Un grand roman de la rentrée littéraire 2016 : "Crue", de Philippe Forest, aux éditions Gallimard.
Le pitch : Tel un fantôme revenu hanter la ville de son enfance, le narrateur n’y reconnaît pourtant rien, tant les travaux de rénovation et modernisation lui donnent un nouveau visage. De nature discrète et solitaire, ce dernier semble isolé et seul, comme entouré de spectres dans une maison hantée. Voyant les êtres qui l’entourent disparaître peu à peu, le narrateur se décide à nous livrer d’étranges révélations sur la mystérieuse épidémie qui semble toucher notre monde sans que personne ne s’en aperçoive…
C’est à l’occasion d’une opération « Masse Critique », organisée cet par Babelio et Gallimard, que j’ai eu la chance et l’immense plaisir de recevoir ce roman, me permettant ainsi de me découvrir cette plume bouleversante.
Plongeant son lecteur dans un climat fantastique et apocalyptique, empreint de silence et de mystère, l’auteur aborde ici avec une troublante profondeur la question de la disparition et de l’absence, sans oublier le sens qu’il faut trouver à la vie après de telles épreuves.
Dans un décor que l’auteur a su nous suggérer avec un immense talent, le lecteur est amené à suivre ce narrateur – dont nous ne connaîtrons jamais le noms – qui tente une reconstruction par un retour aux sources suite à un deuil particulièrement douloureux, pour envisager un nouveau départ.
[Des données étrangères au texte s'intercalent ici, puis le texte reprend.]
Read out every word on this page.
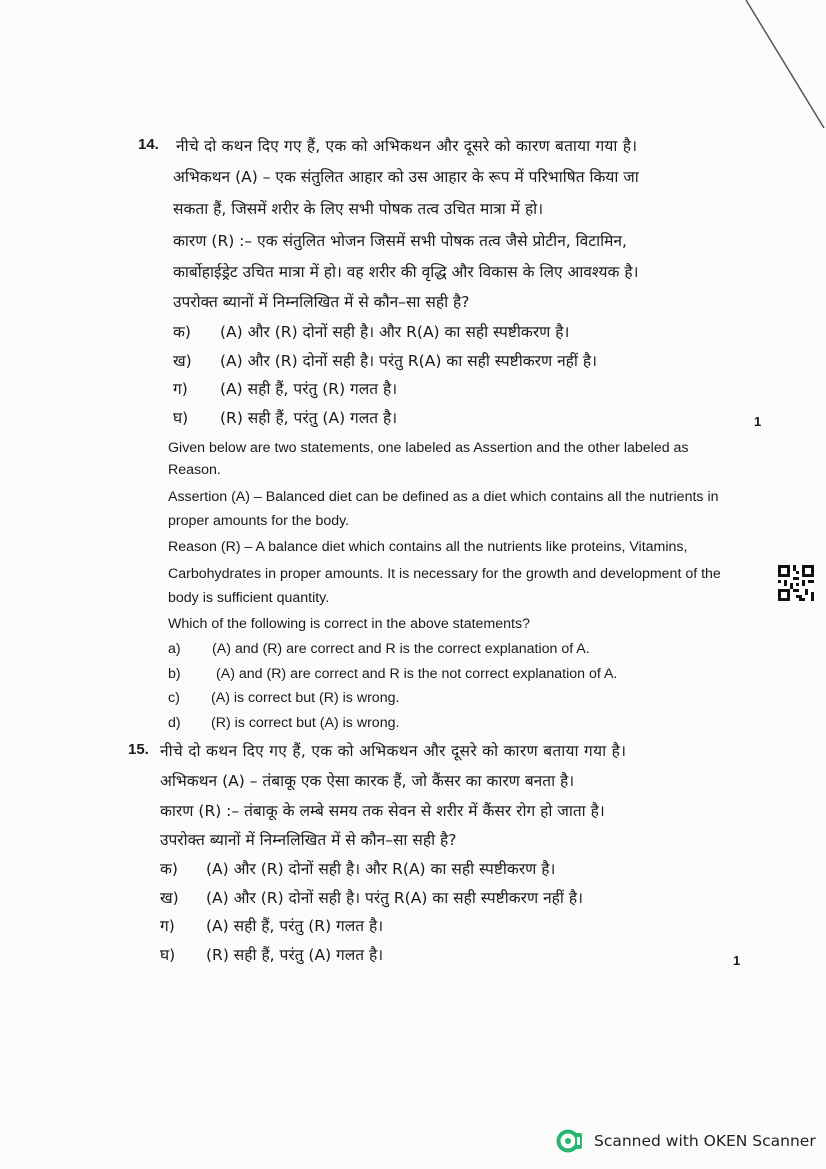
14. नीचे दो कथन दिए गए हैं, एक को अभिकथन और दूसरे को कारण बताया गया है।
अभिकथन (A) – एक संतुलित आहार को उस आहार के रूप में परिभाषित किया जा
सकता हैं, जिसमें शरीर के लिए सभी पोषक तत्व उचित मात्रा में हो।
कारण (R) :– एक संतुलित भोजन जिसमें सभी पोषक तत्व जैसे प्रोटीन, विटामिन,
कार्बोहाईड्रेट उचित मात्रा में हो। वह शरीर की वृद्धि और विकास के लिए आवश्यक है।
उपरोक्त ब्यानों में निम्नलिखित में से कौन–सा सही है?
क) (A) और (R) दोनों सही है। और R(A) का सही स्पष्टीकरण है।
ख) (A) और (R) दोनों सही है। परंतु R(A) का सही स्पष्टीकरण नहीं है।
ग) (A) सही हैं, परंतु (R) गलत है।
घ) (R) सही हैं, परंतु (A) गलत है।	1
Given below are two statements, one labeled as Assertion and the other labeled as
Reason.
Assertion (A) – Balanced diet can be defined as a diet which contains all the nutrients in
proper amounts for the body.
Reason (R) – A balance diet which contains all the nutrients like proteins, Vitamins,
Carbohydrates in proper amounts. It is necessary for the growth and development of the
body is sufficient quantity.
Which of the following is correct in the above statements?
a) (A) and (R) are correct and R is the correct explanation of A.
b) (A) and (R) are correct and R is the not correct explanation of A.
c) (A) is correct but (R) is wrong.
d) (R) is correct but (A) is wrong.
15. नीचे दो कथन दिए गए हैं, एक को अभिकथन और दूसरे को कारण बताया गया है।
अभिकथन (A) – तंबाकू एक ऐसा कारक हैं, जो कैंसर का कारण बनता है।
कारण (R) :– तंबाकू के लम्बे समय तक सेवन से शरीर में कैंसर रोग हो जाता है।
उपरोक्त ब्यानों में निम्नलिखित में से कौन–सा सही है?
क) (A) और (R) दोनों सही है। और R(A) का सही स्पष्टीकरण है।
ख) (A) और (R) दोनों सही है। परंतु R(A) का सही स्पष्टीकरण नहीं है।
ग) (A) सही हैं, परंतु (R) गलत है।
घ) (R) सही हैं, परंतु (A) गलत है।	1
Scanned with OKEN Scanner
Mais l’atmosphère lugubre de cette ville déshumanisée, qu’il ne reconnaît plus et dans laquelle il va devoir survivre lorsqu’arrive le déluge, permet de bien vite réaliser que tout n’est pas si simple.
Soumis à une intense réflexion, le lecteur est rapidement tenté de penser que le narrateur se livre bien plutôt sur son parcours intérieur, celui de son âme, du deuil qui la frappe, du chagrin qui la submerge tel le déluge qui s’abat sur la ville, puis l’annonce de la décrue, symbole qu’il fait continuer à avancer, bon gré, mal gré.
Phrase clé de ce roman, « Est enim magnum chaos » (extraite du roman « Holy Terrors » d’Arthur Machen), qui sera traduite ici par « En vérité, il est un grand vide », résume finalement tout le propos de ce fabuleux roman. Car c’est bien de ce vide dont il est question, du vide que laissent les disparus pour ceux qui restent, du sens que ces derniers cherchent à lui donner et des mots qu’ils espèrent tant lui attribuer. Tout est finalement question d’interprétation, comme le souligne si bien ce narrateur, désœuvré et malmené par la vie, auquel chacun peut tant s’identifier.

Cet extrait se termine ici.